A lot of intangibles came together to put me where I am.

I was born in the Dominican Republic. When you’re an immigrant, you bring an outside perspective—you’re always looking abroad for points of comparison. Growing up in New York City, a very international city, I was always surrounded by foreign references that conditioned me to think about the rest of the world.

So I always had an interest in international affairs. As a student and later as a professional, I wanted to make a difference in foreign policy, in human rights abroad, and I was always open to developing new skills and using them to help different organizations and institutions.

But even so I didn’t have the [explicit] goal of doing diplomatic work. I came to the State Department only after working on political campaigns — first for Senator [Hillary] Clinton, then presidential candidate Clinton, then candidate [Barack] Obama.

When Senator Clinton became Secretary Clinton, [the administration] asked me to submit my résumé, and I didn’t feel awkward because I had some experience in that space. That’s how I ended up at State [as deputy assistant secretary]. From there, I did the work and got completely immersed in problems that helped me understand more of Latin America and more of the U.S. role abroad—how to be a model for positive change and have a positive relationship with countries in the region.

How will the course you’ll be teaching at SIPA and Columbia draw on your experience?

Working in the State Department for five years, I’ve had the chance to evaluate challenges facing countries in Latin America and the Caribbean.

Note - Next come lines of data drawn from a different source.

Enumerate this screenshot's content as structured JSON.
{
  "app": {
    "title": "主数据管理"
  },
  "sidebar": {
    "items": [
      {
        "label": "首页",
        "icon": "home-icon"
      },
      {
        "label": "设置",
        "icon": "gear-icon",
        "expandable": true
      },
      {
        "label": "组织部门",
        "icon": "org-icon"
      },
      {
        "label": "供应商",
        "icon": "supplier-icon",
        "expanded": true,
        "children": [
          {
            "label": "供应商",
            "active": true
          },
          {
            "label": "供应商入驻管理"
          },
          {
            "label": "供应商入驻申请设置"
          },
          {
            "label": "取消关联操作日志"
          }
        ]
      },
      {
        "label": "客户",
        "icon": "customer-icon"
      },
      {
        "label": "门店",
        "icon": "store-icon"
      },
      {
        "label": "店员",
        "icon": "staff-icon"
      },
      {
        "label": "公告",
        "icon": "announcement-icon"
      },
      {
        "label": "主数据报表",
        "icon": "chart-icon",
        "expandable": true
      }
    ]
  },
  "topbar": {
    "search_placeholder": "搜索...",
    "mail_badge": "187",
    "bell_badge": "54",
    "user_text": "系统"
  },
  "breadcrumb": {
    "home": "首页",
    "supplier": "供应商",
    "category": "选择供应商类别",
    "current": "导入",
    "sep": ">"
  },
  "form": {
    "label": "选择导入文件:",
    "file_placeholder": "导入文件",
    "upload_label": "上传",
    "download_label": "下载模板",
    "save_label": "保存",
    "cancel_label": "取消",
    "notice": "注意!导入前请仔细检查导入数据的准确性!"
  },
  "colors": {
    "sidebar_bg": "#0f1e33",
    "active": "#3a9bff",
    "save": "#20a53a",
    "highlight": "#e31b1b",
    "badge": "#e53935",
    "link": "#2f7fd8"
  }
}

For the most part, these countries are doing well in terms of economic indicators and democratic governance. For many of them, the biggest challenge is security—literally personal security, people’s sense that their physical well-being is protected.

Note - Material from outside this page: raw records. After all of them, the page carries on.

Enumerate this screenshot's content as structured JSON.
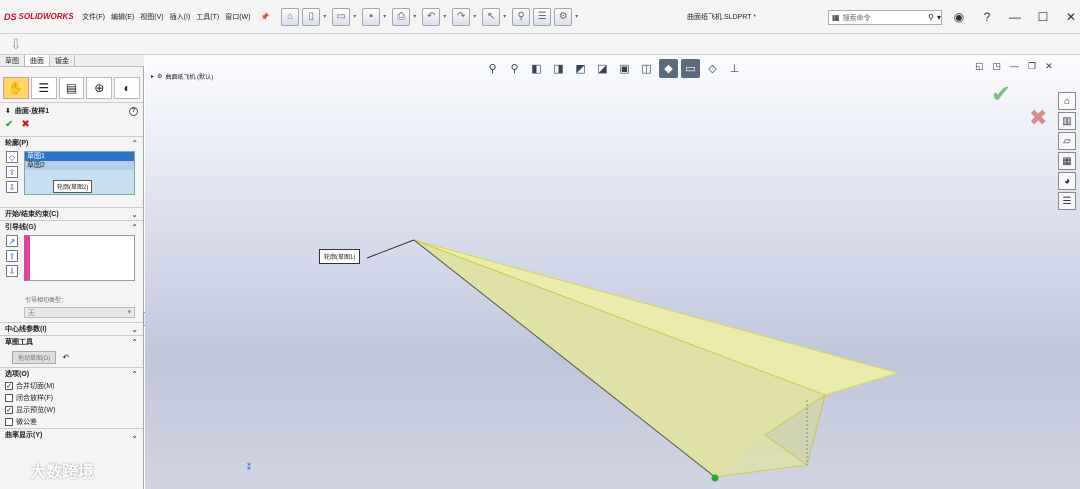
{
  "app": {
    "logo_text": "SOLIDWORKS",
    "logo_mark": "DS"
  },
  "menu": [
    "文件(F)",
    "编辑(E)",
    "视图(V)",
    "插入(I)",
    "工具(T)",
    "窗口(W)"
  ],
  "document_title": "曲面纸飞机.SLDPRT *",
  "search": {
    "placeholder": "搜索命令"
  },
  "tabs": [
    "草图",
    "曲面",
    "钣金"
  ],
  "feature": {
    "title": "曲面-放样1",
    "help": "?"
  },
  "sections": {
    "profiles": "轮廓(P)",
    "start_end": "开始/结束约束(C)",
    "guides": "引导线(G)",
    "centerline": "中心线参数(I)",
    "sketch_tools": "草图工具",
    "options": "选项(O)",
    "preview": "曲率显示(Y)"
  },
  "profiles_list": [
    "草图1",
    "草图2"
  ],
  "profiles_tooltip": "轮廓(草图2)",
  "guide_tangency_label": "引导相切类型：",
  "guide_tangency_value": "无",
  "drag_sketch_button": "拖动草图(D)",
  "options": [
    {
      "label": "合并切面(M)",
      "checked": true
    },
    {
      "label": "闭合放样(F)",
      "checked": false
    },
    {
      "label": "显示预览(W)",
      "checked": true
    },
    {
      "label": "微公差",
      "checked": false
    }
  ],
  "viewport": {
    "tree_label": "曲面纸飞机 (默认)",
    "callout": "轮廓(草图1)"
  },
  "watermark": "大数跨境",
  "colors": {
    "accent": "#2f73c8",
    "surface": "#f2f0a8",
    "guide_stripe": "#e040a0"
  }
}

I’ve looked at the reasons behind the insecurity and how governments and societies have addressed these challenges. A lot of it has to do with giving people confidence that public institutions will protect them. What kind of mechanisms are effective? In addition to policy it’s also a question of law. That’s why the course is cross-listed at Columbia Law School—it deals with the judicial system, and fairness, and a broader concept of justice.

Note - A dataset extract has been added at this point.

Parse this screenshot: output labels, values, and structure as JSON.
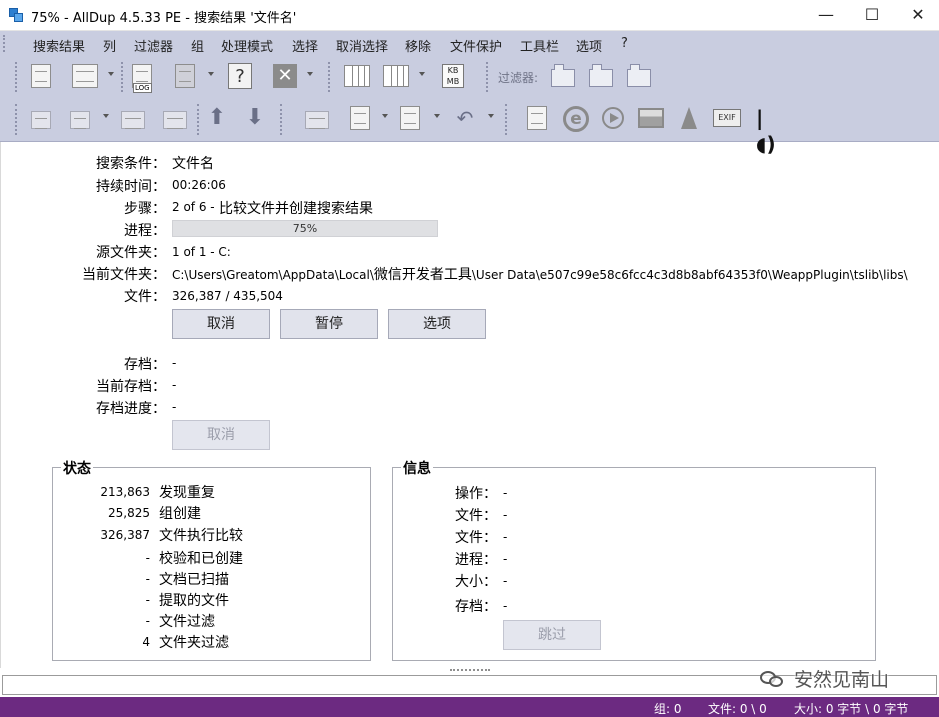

It’s an interesting combination of a bread-and-butter policy issue with the question why institutions in these countries that were created to protect citizens are not necessarily doing their job.

How did the opportunity come about to teach at SIPA?

I have relationships with a lot of people at Columbia. I’ve been in touch with John Coatsworth [Columbia University’s current provost, a former dean of SIPA, and a scholar of Latin America], who was my professor at Harvard, and also my contacts at the law school.

How do you feel about returning to New York?

I’m really looking forward to it! It’s been a fantastic journey but I’m looking forward to coming home. My family, my apartment, most of my friends—my roots are in NYC. I’ve been away five years, but I never really left. I’m a natural New Yorker, I always say.

Living and working in New York, there’s so much opportunity to have deep and transformative conversations about the world because of the interaction of people from all over the world—from immigrants to diplomats at the UN. It’s a very special place for people to come together and talk about the challenges we collectively face. As a diplomat, as an immigrant, I’m happy to be able to contribute to the pool of know-how.

And I’m really looking forward to being part of the Columbia community again, too. I’m looking forward to having fruitful conversations with students, faculty, administrators, fellow lawyers. I’ve learned tremendously, and believe I can add value to the discussion, and I hope my experience can serve to inform decision-making in the future.